According to the concept of indexing, adopted by Google,The completeness, objectivity of the information and its correspondence to the search query when the results are given are taken into account. If a site with illegal content enters the index, or the resource is intended for spam, then the pages of such a site will not be marked in the general database of the search engine. It is important for us to learn how to delete a site from the server by search results.
Zero indexing options for Google
Once the crawler is a collection programinformation about new resources - will scan the site on a page-by-page basis, then, if it meets the requirements of Google's policy regarding parsing, it will be indexed. But we will also describe how to delete your site or individual fragments for search engines using robots.txt - a pointer and at the same time a search terminator.
To exclude the entire resource from the issuance,the root folder of the server on which the site is located, creates a specific text zone - the aforementioned robots.txt. This zone is processed by search engines and operates according to the instructions read.
Keep in mind that the Google search engineindex the page, even if the user is not allowed to view. When the browser responds 401 or 403, "Access is not valid," this applies only to visitors, not to collection programs for this search server.

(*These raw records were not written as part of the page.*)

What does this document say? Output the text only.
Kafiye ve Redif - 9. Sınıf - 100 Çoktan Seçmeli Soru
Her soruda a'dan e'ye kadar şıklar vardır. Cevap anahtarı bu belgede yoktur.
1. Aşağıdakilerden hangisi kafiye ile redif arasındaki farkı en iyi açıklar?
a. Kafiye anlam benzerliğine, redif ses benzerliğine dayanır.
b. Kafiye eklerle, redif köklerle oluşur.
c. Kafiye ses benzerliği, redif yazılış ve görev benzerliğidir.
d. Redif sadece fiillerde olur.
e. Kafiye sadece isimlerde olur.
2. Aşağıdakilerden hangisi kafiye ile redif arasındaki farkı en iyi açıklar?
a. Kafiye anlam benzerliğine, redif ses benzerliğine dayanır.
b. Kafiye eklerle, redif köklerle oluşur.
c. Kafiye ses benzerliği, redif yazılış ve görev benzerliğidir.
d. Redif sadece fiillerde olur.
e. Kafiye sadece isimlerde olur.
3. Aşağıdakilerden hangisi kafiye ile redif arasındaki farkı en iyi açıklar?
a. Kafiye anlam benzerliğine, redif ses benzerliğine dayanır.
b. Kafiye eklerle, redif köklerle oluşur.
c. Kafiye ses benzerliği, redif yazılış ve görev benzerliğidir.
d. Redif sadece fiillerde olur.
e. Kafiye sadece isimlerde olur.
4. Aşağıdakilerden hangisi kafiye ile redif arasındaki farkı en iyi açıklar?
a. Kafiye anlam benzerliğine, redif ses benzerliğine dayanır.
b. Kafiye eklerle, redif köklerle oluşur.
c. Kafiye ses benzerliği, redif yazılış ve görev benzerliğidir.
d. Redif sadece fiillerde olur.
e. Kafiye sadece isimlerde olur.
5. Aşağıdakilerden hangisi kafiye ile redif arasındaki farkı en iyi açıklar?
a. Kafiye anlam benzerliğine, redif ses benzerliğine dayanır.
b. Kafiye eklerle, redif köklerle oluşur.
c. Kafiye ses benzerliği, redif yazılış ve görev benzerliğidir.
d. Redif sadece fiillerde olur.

To understand how to delete a site from search indexing, you should enter the following lines into the text pointer:
User-agent: Googlebot
Disallow: /
This indicates to the search robot that it is forbidden to index the entire content of the site. Here's how to delete a Google site so that the site does not cache a resource in the list of detected sites.
Scan options for different protocols
If you need to list individual standardsLinks for which you would like to apply specific rules for indexing Google, for example, separately for hypertext protocols http / https, this should also be written in robots.txt in the following way (example).
(http://yourserver.com/robots.txt) - the domain name of your site (any)
User-agent: * - for any search engine
Allow: / - allow full indexing
How to remove a site from the issuance completely for the https protocol
(https: //urserver.com/robot.txt):
User-agent: *
Disallow: / full prohibition on indexing
Urgent removal of the URL of the resource from Google's Google search
If you do not want to wait for the re-indexing, andthe site needs to be hidden as soon as possible, I recommend using the service http://services.google.com/urlconsole/controller. Pre-robots.txt should already be placed in the root directory of the site server. The instructions should be written in it.
If the pointer is not available for some reasonfor editing in the root directory, it is enough to create it in the folder with the objects for which you want to hide from the search engines. As soon as you do this and contact the automatic hypertext address removal service, Google will not scan the folders that are spelled out in robots.txt.
The period of such invisibility is fixed for 3 months. After this period, the directory removed from the issuance will be processed again by the Google server.
TOhow to delete a site for scanning in part
When the search bot reads the contents of the robots.txt, then based on its contents, certain decisions are made. For example, you need to exclude from the display the entire directory named anatom. For this it suffices to write such instructions:
User-agent: Googlebot
Disallow: / anatom
Or, for example, you want not to index all pictures like .gif. To do this, add the following list:
User-agent: Googlebot
Disallow: /*.gif$
Here is another example. Let's delete the information about dynamically generated pages from the parsing, then add the following entry to the pointer:
User-agent: Googlebot
Disallow: / *?
Here so, approximately, and rules forsearch engines. Another thing is that it is much more convenient for all this to use the META tag. And webmasters often use just such a standard that regulates the operation of search engines. But we'll talk about this in the next articles.